Elliott calls out Commvault’s capital allocation strategy in its letter and also goes on to criticise the firm’s new headquarters, which was built a few years ago with a cumulative spend of $131.3 million, which seems an excessive outlay at the expense of investor returns.
However, despite the fact that the company is being run inefficiently and is not using its balance sheet in the most optimal way for investors, both Elliott and Wells believe that the firm does have a robust customer offering; a differentiated underlying technology platform with a robust feature set and ” important scalability advantage.”
It seems this is where Elliott wants to extract value. Commvault already has a robust product offering and customer base, it’s just the operational side of the business that needs to be refined to help improve investor returns.
Wells’ equity analysts note that the firm’s expanding partner ecosystem now includes HP Enterprise, as well as long-standing alignments with Microsoft Azure, as well as Amazon and Google.
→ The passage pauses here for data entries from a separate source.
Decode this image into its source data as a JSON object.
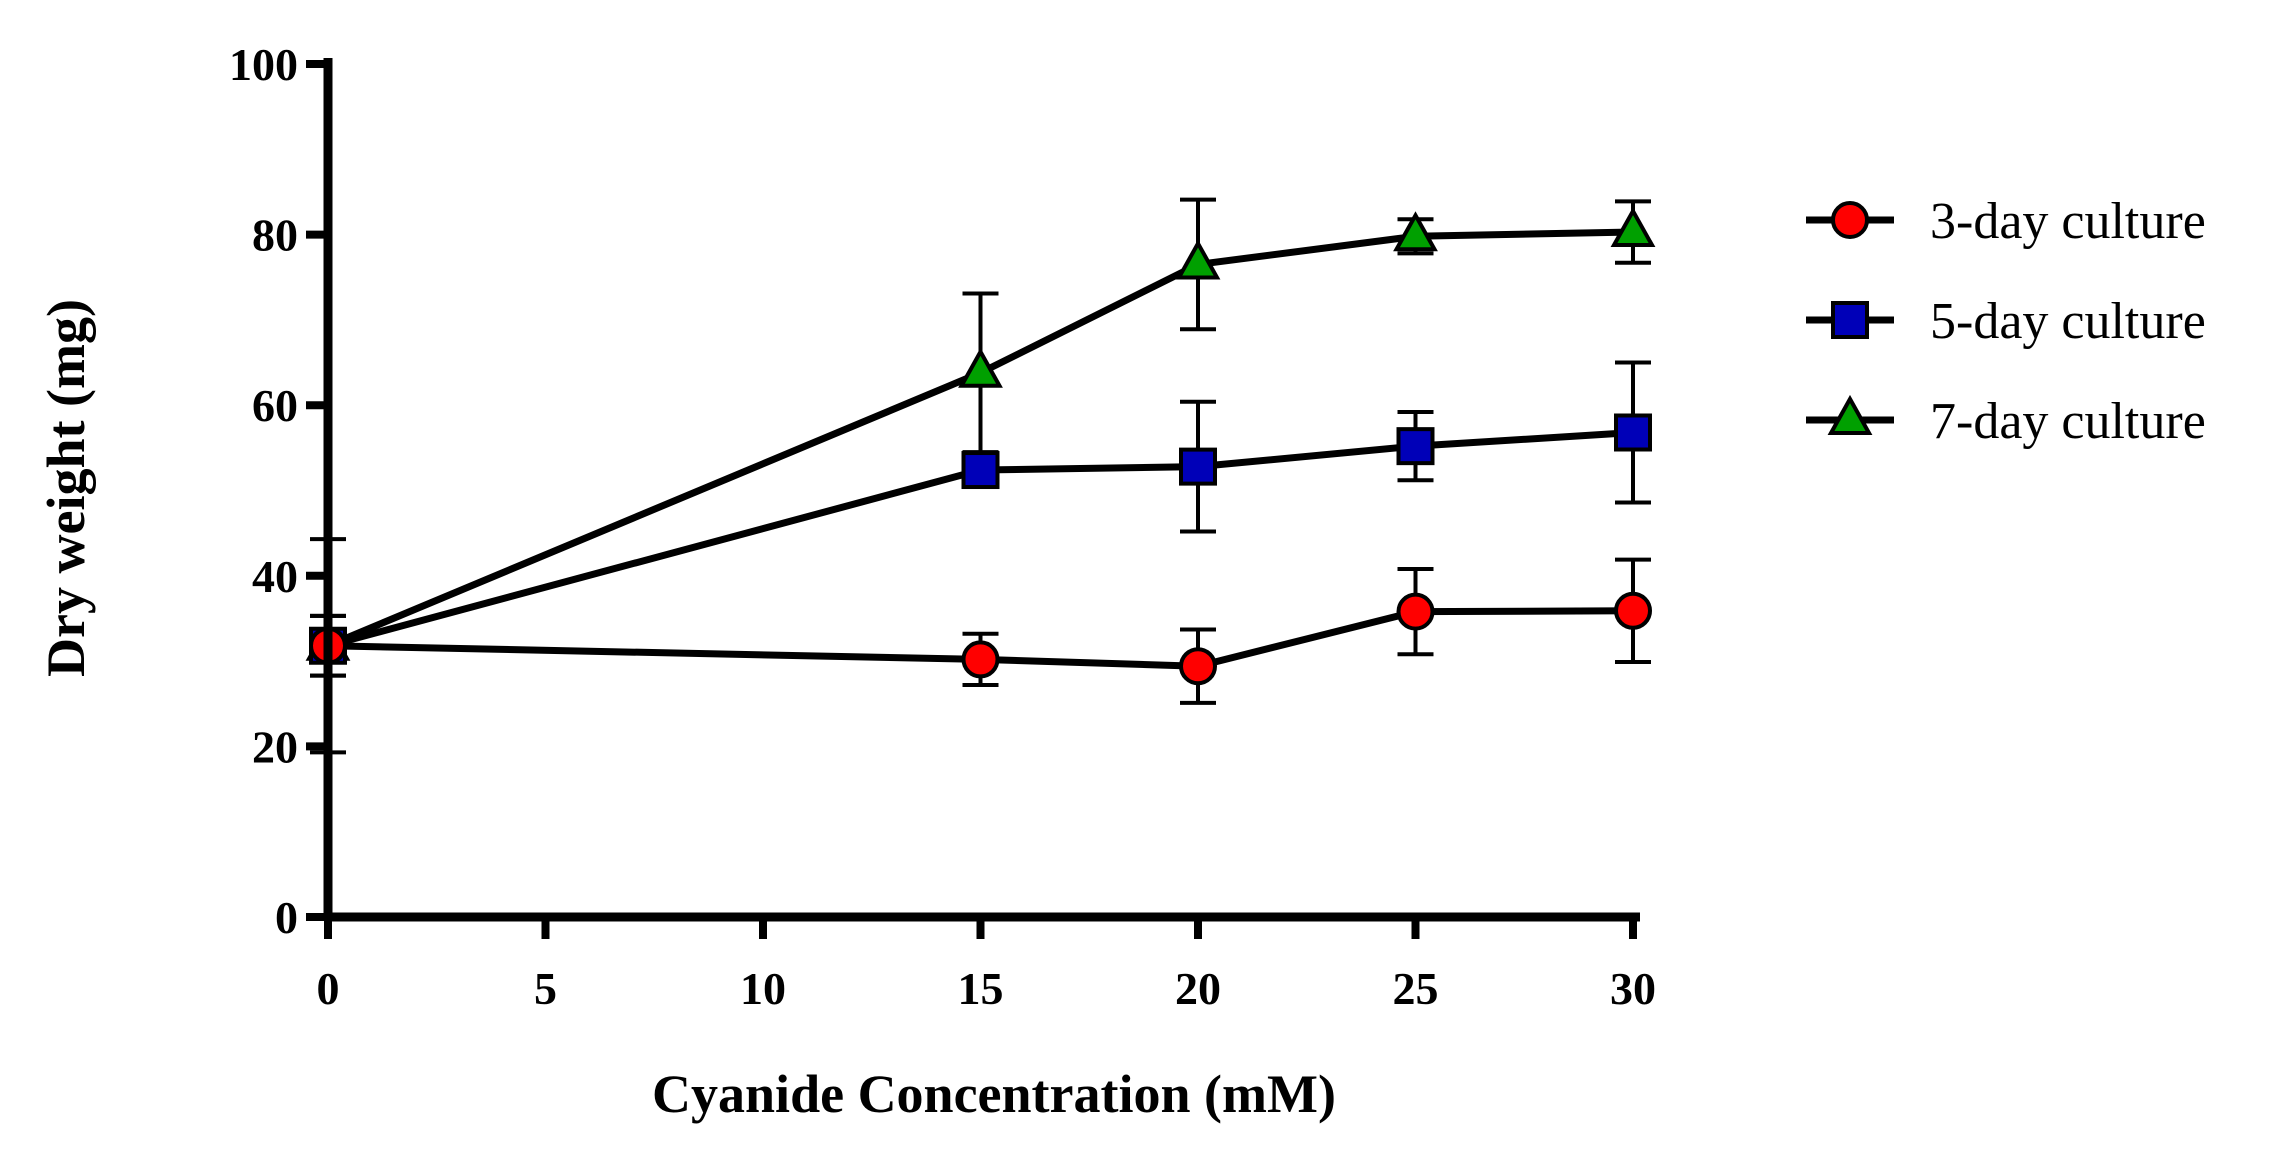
{
  "chart_data": {
    "type": "line",
    "xlabel": "Cyanide Concentration (mM)",
    "ylabel": "Dry weight (mg)",
    "xlim": [
      0,
      30
    ],
    "ylim": [
      0,
      100
    ],
    "xticks": [
      0,
      5,
      10,
      15,
      20,
      25,
      30
    ],
    "yticks": [
      0,
      20,
      40,
      60,
      80,
      100
    ],
    "x_tick_labels": [
      "0",
      "5",
      "10",
      "15",
      "20",
      "25",
      "30"
    ],
    "y_tick_labels": [
      "0",
      "20",
      "40",
      "60",
      "80",
      "100"
    ],
    "legend_position": "right",
    "series": [
      {
        "name": "3-day culture",
        "marker": "circle",
        "color": "#ff0000",
        "x": [
          0,
          15,
          20,
          25,
          30
        ],
        "values": [
          31.8,
          30.2,
          29.4,
          35.8,
          35.9
        ],
        "errors": [
          3.5,
          3.0,
          4.3,
          5.0,
          6.0
        ]
      },
      {
        "name": "5-day culture",
        "marker": "square",
        "color": "#0000b8",
        "x": [
          0,
          15,
          20,
          25,
          30
        ],
        "values": [
          31.8,
          52.4,
          52.8,
          55.2,
          56.8
        ],
        "errors": [
          3.5,
          0.0,
          7.6,
          4.0,
          8.2
        ]
      },
      {
        "name": "7-day culture",
        "marker": "triangle",
        "color": "#00a000",
        "x": [
          0,
          15,
          20,
          25,
          30
        ],
        "values": [
          31.8,
          63.8,
          76.5,
          79.8,
          80.3
        ],
        "errors": [
          12.5,
          9.3,
          7.6,
          2.0,
          3.6
        ]
      }
    ]
  }
}
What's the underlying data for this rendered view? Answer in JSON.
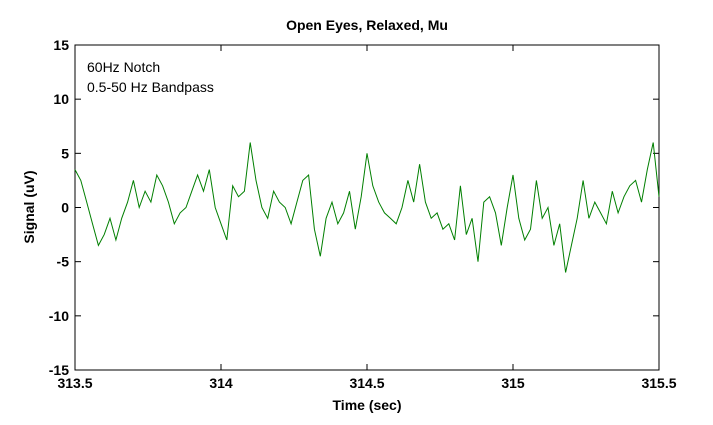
{
  "chart_data": {
    "type": "line",
    "title": "Open Eyes, Relaxed, Mu",
    "xlabel": "Time (sec)",
    "ylabel": "Signal (uV)",
    "xlim": [
      313.5,
      315.5
    ],
    "ylim": [
      -15,
      15
    ],
    "xticks": [
      313.5,
      314,
      314.5,
      315,
      315.5
    ],
    "xtick_labels": [
      "313.5",
      "314",
      "314.5",
      "315",
      "315.5"
    ],
    "yticks": [
      -15,
      -10,
      -5,
      0,
      5,
      10,
      15
    ],
    "ytick_labels": [
      "-15",
      "-10",
      "-5",
      "0",
      "5",
      "10",
      "15"
    ],
    "annotations": [
      "60Hz Notch",
      "0.5-50 Hz Bandpass"
    ],
    "grid": false,
    "series": [
      {
        "color": "#007f00",
        "x": [
          313.5,
          313.52,
          313.54,
          313.56,
          313.58,
          313.6,
          313.62,
          313.64,
          313.66,
          313.68,
          313.7,
          313.72,
          313.74,
          313.76,
          313.78,
          313.8,
          313.82,
          313.84,
          313.86,
          313.88,
          313.9,
          313.92,
          313.94,
          313.96,
          313.98,
          314.0,
          314.02,
          314.04,
          314.06,
          314.08,
          314.1,
          314.12,
          314.14,
          314.16,
          314.18,
          314.2,
          314.22,
          314.24,
          314.26,
          314.28,
          314.3,
          314.32,
          314.34,
          314.36,
          314.38,
          314.4,
          314.42,
          314.44,
          314.46,
          314.48,
          314.5,
          314.52,
          314.54,
          314.56,
          314.58,
          314.6,
          314.62,
          314.64,
          314.66,
          314.68,
          314.7,
          314.72,
          314.74,
          314.76,
          314.78,
          314.8,
          314.82,
          314.84,
          314.86,
          314.88,
          314.9,
          314.92,
          314.94,
          314.96,
          314.98,
          315.0,
          315.02,
          315.04,
          315.06,
          315.08,
          315.1,
          315.12,
          315.14,
          315.16,
          315.18,
          315.2,
          315.22,
          315.24,
          315.26,
          315.28,
          315.3,
          315.32,
          315.34,
          315.36,
          315.38,
          315.4,
          315.42,
          315.44,
          315.46,
          315.48,
          315.5
        ],
        "y": [
          3.5,
          2.5,
          0.5,
          -1.5,
          -3.5,
          -2.5,
          -1.0,
          -3.0,
          -1.0,
          0.5,
          2.5,
          0.0,
          1.5,
          0.5,
          3.0,
          2.0,
          0.5,
          -1.5,
          -0.5,
          0.0,
          1.5,
          3.0,
          1.5,
          3.5,
          0.0,
          -1.5,
          -3.0,
          2.0,
          1.0,
          1.5,
          6.0,
          2.5,
          0.0,
          -1.0,
          1.5,
          0.5,
          0.0,
          -1.5,
          0.5,
          2.5,
          3.0,
          -2.0,
          -4.5,
          -1.0,
          0.5,
          -1.5,
          -0.5,
          1.5,
          -2.0,
          1.0,
          5.0,
          2.0,
          0.5,
          -0.5,
          -1.0,
          -1.5,
          0.0,
          2.5,
          0.5,
          4.0,
          0.5,
          -1.0,
          -0.5,
          -2.0,
          -1.5,
          -3.0,
          2.0,
          -2.5,
          -1.0,
          -5.0,
          0.5,
          1.0,
          -0.5,
          -3.5,
          0.0,
          3.0,
          -1.0,
          -3.0,
          -2.0,
          2.5,
          -1.0,
          0.0,
          -3.5,
          -1.5,
          -6.0,
          -3.5,
          -1.0,
          2.5,
          -1.0,
          0.5,
          -0.5,
          -1.5,
          1.5,
          -0.5,
          1.0,
          2.0,
          2.5,
          0.5,
          3.5,
          6.0,
          1.0
        ]
      }
    ]
  }
}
More than anything, this is a play on data. Management has informed the market that Commvault manages 200 petabytes of data in the public cloud, which has increased by a factor of three over the past 12 months. Its market advantage should only advance over the coming year as it ramps the exposure of HyperScale product. “During the F3Q18 earnings call Commvault noted that its HyperScale appliances are opening up significant market and distribution opportunities in both the enterprise and mid-market. Commvault’s HyperScale ramp is a focus as the company competes against privately-held, well-funded, start-ups like Rubrik and Cohesity.”
In its letter, Elliott did not give any indication of what it believes is the per share fair value price for Commvault, although based on current metrics (and the scope for the company to significantly improve efficiency and profit margins) the potential upside could be significant. Indeed, Commvault currently commands one of the lowest valuations in the software sector with an EV/2018 Revenue multiple of just 2.8x, at the other end of the spectrum, Workday Inc commands a multiple of nearly 9x EV/2018 Revenue.